Als der Tag endlich anbrach und die Menge, die er heraufbeschworen hatte, Gestalt annahm, staunte Bannon darüber, wie sein Plan Gestalt annahm, wie die unsichtbaren Schallwellen seines Podcasts, die physische, menschliche Form annahmen. (…)
In den folgenden Wochen wurde Bannons Sendung von YouTube entfernt, Trump wurde von Twitter verbannt, Randalierer wurden verhaftet, Trump wurde angeklagt, Biden wurde in sein Amt eingeführt, und in letzter Minute vor seinem Ausscheiden aus dem Amt begnadigte Trump Bannon. Die Begnadigung rettete Bannon nicht nur vor der strafrechtlichen Gefahr (seine Mitangeklagten in der Betrugsaffäre sind übrigens immer noch angeklagt), sondern stellte auch Trumps Imprimatur wieder her. Ungeachtet ihrer Meinungsverschiedenheiten im Laufe der Jahre (“Steve Bannon hat nichts mit mir oder meiner Präsidentschaft zu tun”, sagte Trump 2018, “er hat den Verstand verloren”), muss Bannon etwas getan haben, das es wert war, belohnt zu werden, oder er hat einen gewissen Wert für Trump behalten.
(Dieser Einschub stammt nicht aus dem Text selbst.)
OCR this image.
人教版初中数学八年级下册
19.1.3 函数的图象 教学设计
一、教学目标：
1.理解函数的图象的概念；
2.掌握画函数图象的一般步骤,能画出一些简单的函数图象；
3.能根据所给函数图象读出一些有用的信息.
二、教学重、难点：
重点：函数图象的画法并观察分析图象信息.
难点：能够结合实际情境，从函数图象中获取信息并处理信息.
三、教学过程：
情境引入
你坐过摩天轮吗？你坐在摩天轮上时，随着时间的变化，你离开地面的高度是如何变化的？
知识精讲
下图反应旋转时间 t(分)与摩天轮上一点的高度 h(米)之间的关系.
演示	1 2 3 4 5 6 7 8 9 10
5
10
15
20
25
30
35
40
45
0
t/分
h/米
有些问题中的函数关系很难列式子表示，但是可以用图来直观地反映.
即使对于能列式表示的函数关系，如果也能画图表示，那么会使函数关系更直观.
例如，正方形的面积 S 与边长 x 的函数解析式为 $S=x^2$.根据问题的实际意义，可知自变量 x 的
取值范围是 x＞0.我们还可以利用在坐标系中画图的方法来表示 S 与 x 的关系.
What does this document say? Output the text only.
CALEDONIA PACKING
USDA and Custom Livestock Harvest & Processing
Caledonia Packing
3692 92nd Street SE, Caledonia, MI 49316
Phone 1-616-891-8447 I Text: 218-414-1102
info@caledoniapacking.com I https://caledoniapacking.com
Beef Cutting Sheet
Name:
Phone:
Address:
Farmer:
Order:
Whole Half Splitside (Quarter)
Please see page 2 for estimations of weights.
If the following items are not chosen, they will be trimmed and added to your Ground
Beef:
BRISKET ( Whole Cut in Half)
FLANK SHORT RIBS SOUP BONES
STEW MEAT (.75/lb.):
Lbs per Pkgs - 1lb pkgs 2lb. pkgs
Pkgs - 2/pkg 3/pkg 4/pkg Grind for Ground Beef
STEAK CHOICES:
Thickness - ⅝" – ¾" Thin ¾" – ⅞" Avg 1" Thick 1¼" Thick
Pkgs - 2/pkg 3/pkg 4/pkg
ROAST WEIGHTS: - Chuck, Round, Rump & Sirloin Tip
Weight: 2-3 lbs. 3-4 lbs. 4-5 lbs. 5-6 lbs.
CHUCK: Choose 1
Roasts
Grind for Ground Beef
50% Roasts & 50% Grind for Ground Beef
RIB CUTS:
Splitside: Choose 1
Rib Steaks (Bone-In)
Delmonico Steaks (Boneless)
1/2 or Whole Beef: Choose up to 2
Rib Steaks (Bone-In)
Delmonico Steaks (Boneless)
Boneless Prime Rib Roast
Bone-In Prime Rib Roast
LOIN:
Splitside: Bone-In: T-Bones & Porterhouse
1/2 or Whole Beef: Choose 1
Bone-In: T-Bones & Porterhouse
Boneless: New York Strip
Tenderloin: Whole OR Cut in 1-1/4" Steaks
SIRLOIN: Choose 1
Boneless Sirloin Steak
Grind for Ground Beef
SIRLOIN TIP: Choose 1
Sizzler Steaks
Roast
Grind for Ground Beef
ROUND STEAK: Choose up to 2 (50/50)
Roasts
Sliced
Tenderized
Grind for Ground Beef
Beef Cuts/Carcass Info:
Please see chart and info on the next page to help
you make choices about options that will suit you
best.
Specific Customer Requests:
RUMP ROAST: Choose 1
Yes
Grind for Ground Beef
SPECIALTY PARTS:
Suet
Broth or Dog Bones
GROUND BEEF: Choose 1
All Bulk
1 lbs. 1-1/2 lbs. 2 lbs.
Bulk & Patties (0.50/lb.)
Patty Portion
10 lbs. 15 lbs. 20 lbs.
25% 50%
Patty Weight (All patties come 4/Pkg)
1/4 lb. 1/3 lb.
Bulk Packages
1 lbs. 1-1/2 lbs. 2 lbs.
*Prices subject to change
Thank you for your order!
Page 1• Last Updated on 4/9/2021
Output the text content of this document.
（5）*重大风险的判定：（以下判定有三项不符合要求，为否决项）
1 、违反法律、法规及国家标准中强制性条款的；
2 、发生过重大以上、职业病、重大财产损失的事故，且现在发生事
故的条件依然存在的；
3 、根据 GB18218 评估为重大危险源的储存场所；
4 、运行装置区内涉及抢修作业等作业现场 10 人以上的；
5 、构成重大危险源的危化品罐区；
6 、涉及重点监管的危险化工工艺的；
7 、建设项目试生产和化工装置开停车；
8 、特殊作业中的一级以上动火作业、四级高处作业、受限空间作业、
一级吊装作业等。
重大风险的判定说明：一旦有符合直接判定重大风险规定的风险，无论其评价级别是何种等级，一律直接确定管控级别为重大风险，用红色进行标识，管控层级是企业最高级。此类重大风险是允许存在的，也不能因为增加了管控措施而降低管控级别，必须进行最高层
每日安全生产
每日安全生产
Während Trump sich nach Mar-a-Lago zurückzog, wurde Bannon immer mehr zur wichtigen Stimme des MAGA-Universums. Das Pro-Trump-Medienökosystem zersplitterte in alternative Plattformen und Randwebsites wie Rumble, Telegram und BitChute. MyPillow-Patenschaften für alle. Aber Bannon stach in jeder Hinsicht aus der Masse heraus: Er erreichte mehr Zuhörer, hatte die gefragtesten Gäste, produzierte mehr Inhalte und bestimmte die Agenda. Er verbreitete seine Sendungen weiterhin über die Podcast-App von Apple und erreichte wiederholt die Spitzenposition in den Charts. Er streamte seine Episoden auch als Videos, und sein War Room wurde zu einer Art rechtsextremem Meet the Press, dem bevorzugten Interviewpartner für Prominente und aufstrebende Kandidaten aus der Trump-Welt.
Bannon behauptet, über 60 Millionen würden heute seinen Podcasts folgen. Auch wenn die Zahl stark übertrieben sein sollte: In diesem Jahr wird seine erneute Rolle im Kampf um die zweite Präsidentschaft Trumps nicht zu unterschätzen sein.